Adrian Robins is a master’s student in landscape architecture at the University of Virginia. His research will utilize the tools and methods of landscape architecture to address the effects of sea level rise on the agricultural lands and communities of Virginia’s Eastern Shore. This will include assessing and spatially representing the threats of saltwater intrusion, Phragmites encroachment, and irrigation pond-salination from the farm to the regional scale, while designing accessible landform and planted natural infrastructural features that can mitigate these threats and improve community resilience. Adrian will accomplish this in collaboration with the agricultural community on the Eastern Shore, including his professional mentor Dr. Mark Reiter of the Eastern Shore Agricultural Research and Extension Center.

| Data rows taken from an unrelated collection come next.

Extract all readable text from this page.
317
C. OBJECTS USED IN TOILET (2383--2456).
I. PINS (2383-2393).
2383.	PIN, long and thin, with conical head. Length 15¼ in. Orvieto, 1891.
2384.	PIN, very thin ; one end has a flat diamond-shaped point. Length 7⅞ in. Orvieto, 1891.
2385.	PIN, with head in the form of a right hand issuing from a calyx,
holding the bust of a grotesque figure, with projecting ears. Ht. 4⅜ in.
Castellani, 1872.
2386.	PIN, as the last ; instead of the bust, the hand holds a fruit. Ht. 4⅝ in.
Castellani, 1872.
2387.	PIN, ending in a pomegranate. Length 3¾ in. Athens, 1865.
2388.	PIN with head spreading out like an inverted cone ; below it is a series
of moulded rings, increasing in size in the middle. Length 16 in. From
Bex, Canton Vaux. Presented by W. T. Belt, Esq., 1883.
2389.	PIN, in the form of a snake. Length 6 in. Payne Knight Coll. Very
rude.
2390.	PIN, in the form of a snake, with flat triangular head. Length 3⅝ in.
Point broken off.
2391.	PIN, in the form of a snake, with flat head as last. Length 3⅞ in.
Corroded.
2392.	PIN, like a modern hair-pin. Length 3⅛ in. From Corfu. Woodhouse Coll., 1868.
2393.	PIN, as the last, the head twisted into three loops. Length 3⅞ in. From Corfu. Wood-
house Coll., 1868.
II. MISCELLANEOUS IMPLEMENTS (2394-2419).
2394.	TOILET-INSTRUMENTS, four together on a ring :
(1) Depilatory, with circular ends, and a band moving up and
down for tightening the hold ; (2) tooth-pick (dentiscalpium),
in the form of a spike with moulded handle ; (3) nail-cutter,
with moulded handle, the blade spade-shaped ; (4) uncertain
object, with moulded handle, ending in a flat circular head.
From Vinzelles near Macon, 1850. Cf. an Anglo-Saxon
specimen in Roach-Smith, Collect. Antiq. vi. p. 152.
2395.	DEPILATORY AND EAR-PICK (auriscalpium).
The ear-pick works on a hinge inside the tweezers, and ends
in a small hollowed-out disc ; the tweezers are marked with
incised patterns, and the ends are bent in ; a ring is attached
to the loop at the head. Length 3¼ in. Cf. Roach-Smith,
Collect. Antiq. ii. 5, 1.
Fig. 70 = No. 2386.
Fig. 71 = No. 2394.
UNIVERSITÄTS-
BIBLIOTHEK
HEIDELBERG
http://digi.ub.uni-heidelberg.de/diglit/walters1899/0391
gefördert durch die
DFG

Zlatka Rebolledo Sanchez is an international Ph.D. student in Ecological Sciences at Old Dominion University, affiliated with the Coastal Plant and Ecotone Ecology Lab in the Biological Sciences Department. Her research focuses on studying blue carbon in Virginia’s salt marshes, employing a spatial variability perspective. Zlatka is passionate about bridging the gap between climate change, carbon sciences, and diverse audiences, ranging from students to policymakers. Zlatka’s ultimate goal is to effectively communicate scientific concepts to a broad range of individuals, and she is particularly dedicated to translating her findings from English into Spanish, thereby expanding the reach and impact of her work. By doing so, she hopes to engage with a wider audience and foster greater awareness of the pressing issues related to climate change and carbon management. She will work with her professional mentor Alexandra Clayton from The Pew Charitable Trusts.